For my access I have a Raspberry Pi running PiHole, Unbound, and more importantly PiVPN, which allows me to create a split tunnel VPN to send all local LAN request and DNS request back to my home network. This means that for things like my phone and external devices, as long as I have this VPN up, I can access my vault, just like normal.

A good guide to setup PiVPN is here: https://www.smarthomeblog.net/raspberry-pi-vpn/ Once you have PiPVN, or any OpenVPN based solution set up you can enable a split tunnel, so that only DNS traffic and local based traffic is sent back to you home network rather than routing everything through it:

• sudo vim /etc/openvpn/server.conf
• Add the following lines
  • push "route 192.168.1.0 255.255.255.0" (Change the 192 value to your personal private ip range)
• Comment out #push "redirect-gateway def1"
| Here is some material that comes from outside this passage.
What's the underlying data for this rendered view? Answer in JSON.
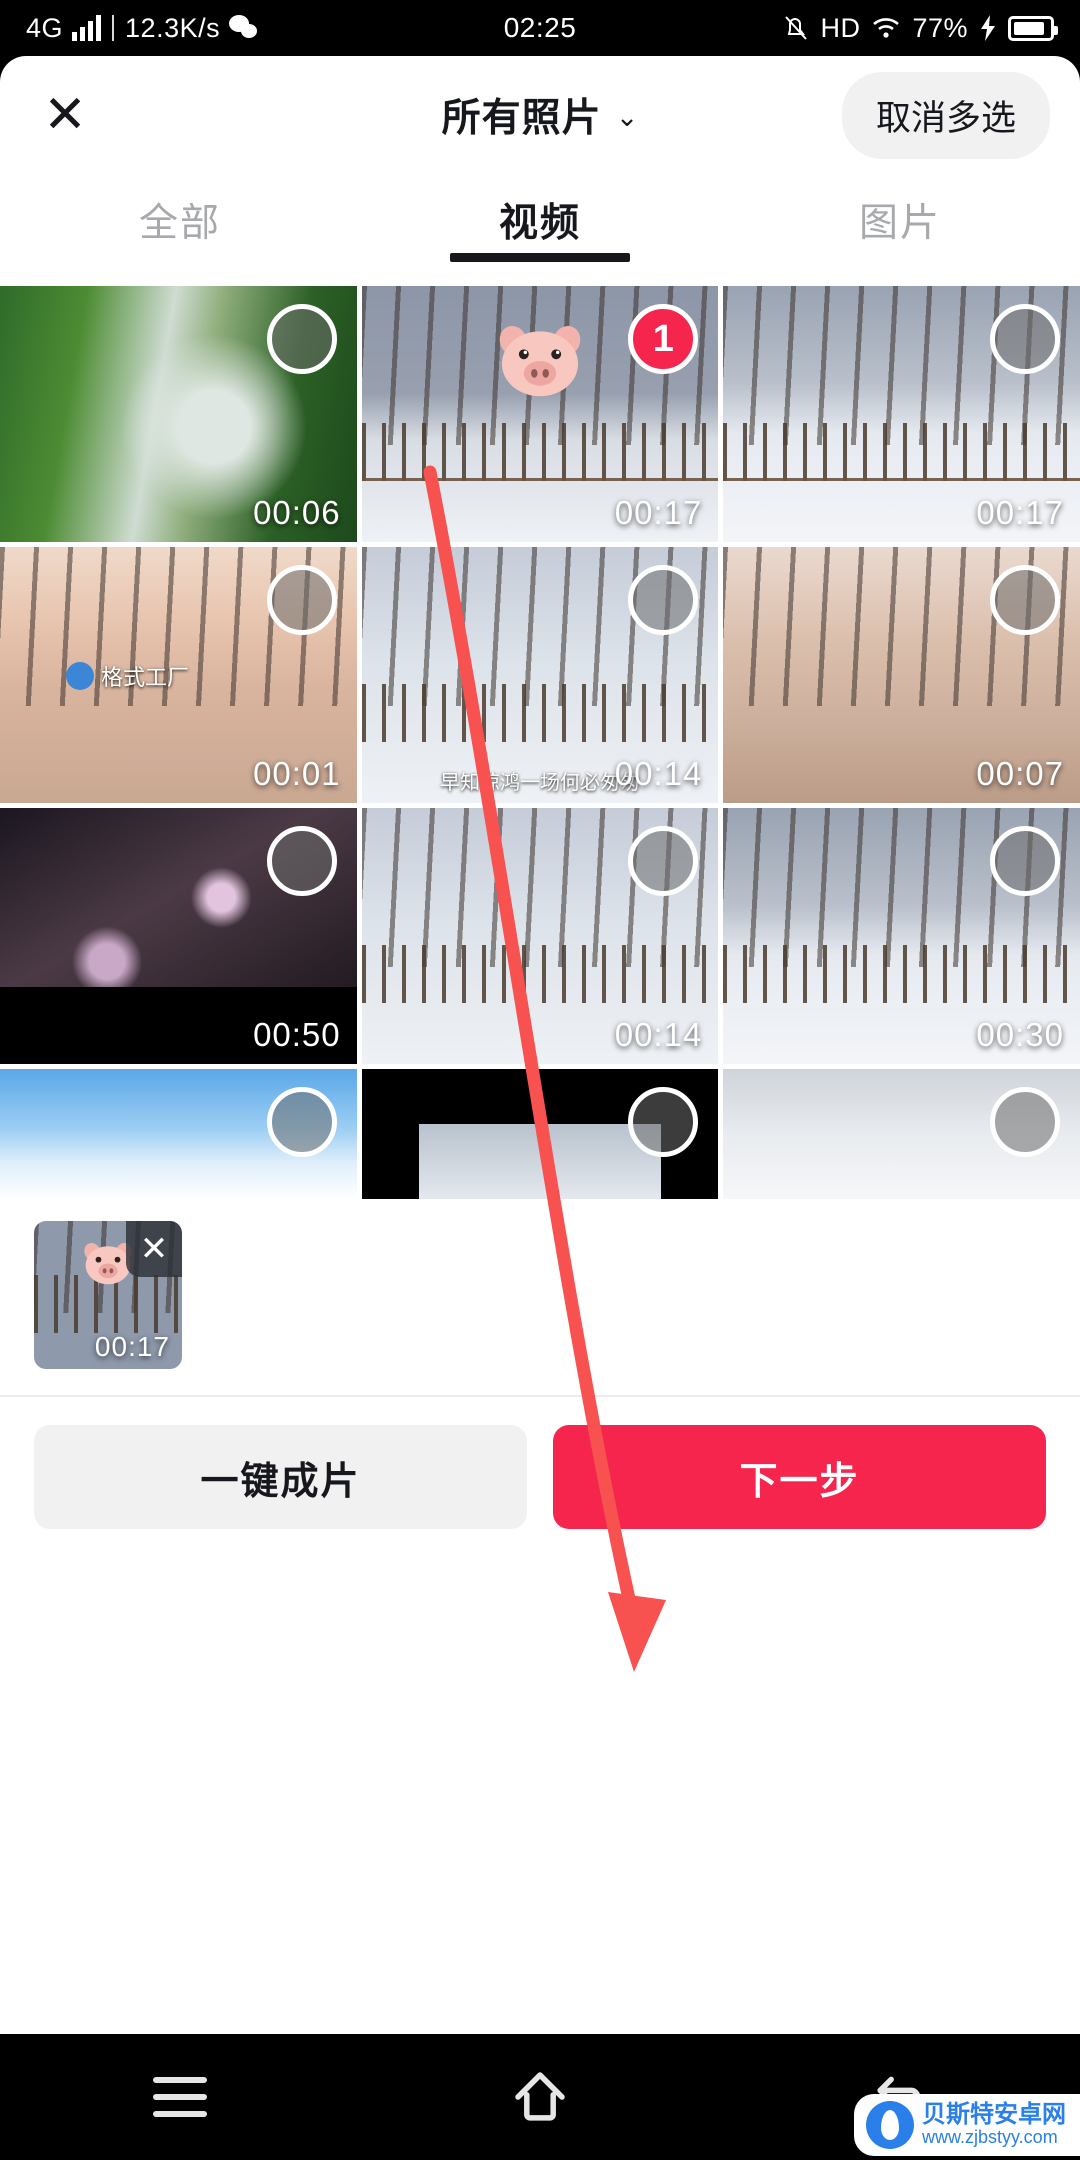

Obviously this does put a little bit of a barrier in the way of using Bitwarden, but it is a small tradeoff to have full and complete control over your passwords and other important data. Of course, its very easy to adapt this repo to create a full publicly accessible instance, simply by adding port forwarding in your router, or running it in the cloud. Personally, I would stay away from both of those options, as they defeat the whole purpose of setting up this instance to have a private vault.

Backups

A backup file will be created at /opt/Bitwarden-Backup/backup.sqlite3 with root permissions. Personally I use rclone to sync a folder with OneDrive, then copy that backup into the OneDrive folder daily, but however you want to move that backup folder out works.